Weg einer Plastiktüte

Das Leben aus Sicht einer Plastiktüte

Darf ich mich vorstellen? Ich bin eine formschöne, aber leider namenlose Plastiktüte, die schon einiges erlebt hat. Ich stamme aus einer gutbürgerlichen Fabrik und bin das 534 674. Exemplar. Na ja, geboren wurde ich eigentlich in einem Chemielabor, aber das ist lange her.

Ich erinnere mich allerdings noch gut daran, dass ich, nachdem ich die Form einer Tüte bekommen hatte und mit meinen Geschwistern auf eine Rolle aufgewickelt wurde, lange Zeit in einem engen, finsteren Karton warten musste, bis mein Leben wirklich begann.

Ausgepackt wurde ich dann in einem Supermarkt, wo ich an den Gemüsestand gelegt wurde. Schließlich wurde ich von einer Frau gepackt und zum Einpacken eines Päckchens Karotten verwendet. Als Verpackung einer Verpackung! Was für eine beleidigende Aufgabe! Aber vielleicht war das erst der Anfang einer tollen Karriere – wer weiß? Im Auto traf ich dann immerhin noch zwei meiner Geschwister und fühlte mich gleich weniger einsam.

Zuhause angekommen war ich dann wohl überflüssig, denn die Frau stopfte  mich einfach in einen großen Sack. Dort traf ich allerdings noch ganz viele andere Plastikteile von unterschiedlichem Aussehen, aber auch mir völlig Unbekanntes, so zum Beispiel silbern glitzernde Folie – die gefiel mir besonders gut.

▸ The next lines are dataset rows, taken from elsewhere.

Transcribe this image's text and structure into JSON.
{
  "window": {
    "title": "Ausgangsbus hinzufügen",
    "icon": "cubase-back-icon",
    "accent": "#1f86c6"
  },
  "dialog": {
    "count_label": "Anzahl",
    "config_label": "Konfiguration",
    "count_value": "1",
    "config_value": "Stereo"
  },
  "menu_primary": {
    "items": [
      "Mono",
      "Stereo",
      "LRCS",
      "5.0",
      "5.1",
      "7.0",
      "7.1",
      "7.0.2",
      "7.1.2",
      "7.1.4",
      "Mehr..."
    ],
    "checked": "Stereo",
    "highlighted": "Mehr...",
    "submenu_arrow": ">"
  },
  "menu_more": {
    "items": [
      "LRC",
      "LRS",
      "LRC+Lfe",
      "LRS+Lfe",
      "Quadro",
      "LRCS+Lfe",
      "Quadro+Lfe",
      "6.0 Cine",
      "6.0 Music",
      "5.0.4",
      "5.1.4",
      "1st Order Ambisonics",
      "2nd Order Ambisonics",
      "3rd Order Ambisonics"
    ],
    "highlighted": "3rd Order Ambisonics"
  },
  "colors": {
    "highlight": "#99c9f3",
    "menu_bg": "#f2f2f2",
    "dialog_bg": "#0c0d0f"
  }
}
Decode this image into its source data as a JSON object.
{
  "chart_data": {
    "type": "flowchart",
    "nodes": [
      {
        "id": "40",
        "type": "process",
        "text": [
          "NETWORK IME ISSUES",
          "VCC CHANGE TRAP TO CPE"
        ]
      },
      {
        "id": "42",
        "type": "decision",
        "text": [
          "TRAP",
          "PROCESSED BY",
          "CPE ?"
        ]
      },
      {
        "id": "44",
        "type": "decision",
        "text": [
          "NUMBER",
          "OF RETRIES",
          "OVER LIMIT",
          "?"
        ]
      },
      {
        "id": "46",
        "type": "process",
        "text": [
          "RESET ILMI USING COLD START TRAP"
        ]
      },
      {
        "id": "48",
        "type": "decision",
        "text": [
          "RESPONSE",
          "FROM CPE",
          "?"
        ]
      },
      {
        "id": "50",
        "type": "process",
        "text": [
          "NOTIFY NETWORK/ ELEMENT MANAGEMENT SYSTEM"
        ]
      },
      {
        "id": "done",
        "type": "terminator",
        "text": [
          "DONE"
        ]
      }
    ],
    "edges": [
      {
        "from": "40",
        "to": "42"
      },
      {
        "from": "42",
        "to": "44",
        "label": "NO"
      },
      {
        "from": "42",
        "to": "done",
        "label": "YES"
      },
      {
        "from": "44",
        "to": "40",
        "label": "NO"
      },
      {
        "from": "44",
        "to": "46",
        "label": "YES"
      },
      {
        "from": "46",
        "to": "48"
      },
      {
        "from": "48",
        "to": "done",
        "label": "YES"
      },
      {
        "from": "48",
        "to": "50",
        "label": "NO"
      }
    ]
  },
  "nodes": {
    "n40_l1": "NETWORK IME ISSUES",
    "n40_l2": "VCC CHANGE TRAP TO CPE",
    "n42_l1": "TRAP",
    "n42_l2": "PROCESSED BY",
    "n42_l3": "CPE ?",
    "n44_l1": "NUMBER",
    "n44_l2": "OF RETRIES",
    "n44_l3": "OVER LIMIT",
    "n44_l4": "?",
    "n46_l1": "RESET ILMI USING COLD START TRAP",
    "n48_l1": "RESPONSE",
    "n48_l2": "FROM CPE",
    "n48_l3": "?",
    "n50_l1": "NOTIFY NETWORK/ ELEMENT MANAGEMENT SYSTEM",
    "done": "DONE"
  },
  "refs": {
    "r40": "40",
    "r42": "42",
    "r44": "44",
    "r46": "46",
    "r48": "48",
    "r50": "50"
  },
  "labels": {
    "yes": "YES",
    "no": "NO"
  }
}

Nach einer Weile wurden wir dann raus in die Kälte gestellt, wo wir bald unsanft in einen großen Wagen geschmissen wurden. Als nächste Station meiner Reise kam ein Trichter an die Reihe, dann ein sich bewegendes Band. Leider verlor ich hier meine Freunde der letzten Tage im Getümmel, als der Sack, in dem wir lagen, aufgerissen wurde. Dafür konnte ich jetzt die Förderbandfahrt direkt genießen. Hui macht das Spaß!

Ärgerlich war nur, dass immer neue Verfahren auf uns angewendet wurden, ein starker Wind zum Beispiel, der kleinere Kollegen wegpustete, mich aber nur ordentlich kitzelte. Die meisten Stationen, wie der Elektromagnet und das elektrische Feld habe ich eigentlich gar nicht gemerkt, aber einige der Mitreisenden haben sich da ganz komisch verhalten und sind nach oben weggeflogen.´Dann wurden wir mit Licht bestrahlt und alle, die dabei ähnlich wie ich reagierten, wurden in die gleiche Richtung weitergeleitet. Jetzt muss ich wohl zum unangenehmen Teil der Geschichte kommen:

Ich wurde geschreddert, gemahlen, und als ob das nicht schon genug wäre danach in heißes Wasser geschmissen! Oben schwamm dann ganz viel glibberiger Papierbrei. Für die jetzt folgende Karussellfahrt, mein absoluter, unumstrittener Lieblingsteil, hat sich aber die ganze Prozedur gelohnt. Das Wasser, in dem ich schwamm, drehte sich ganz schnell, um schwere von leichten Plastikteile trennen.

Wir schweren Teile wurden dann eingeschmolzen. Was für eine unausstehliche Hitze! Schließlich bekamen wir eine langweilige Stangenform verpasst und wurden kleingehackt, sodass nur noch Krümel übrigblieben. Ich muss zugeben, dass ich mich da schon ein bisschen in meine Kindheit mit meiner hübschen Tütenform zurücksehne. Ich hörte irgendwo jemanden sagen, dass meine jetzige  Plastikform minderwertig sei, irgendetwas von einem Qualitätsverlust, was ich sehr verletzend fand.

Als wir aber etwas später in die schönste Blumenkübelform aller Zeiten gegossen wurden, war ich doch wieder mehr als versöhnt.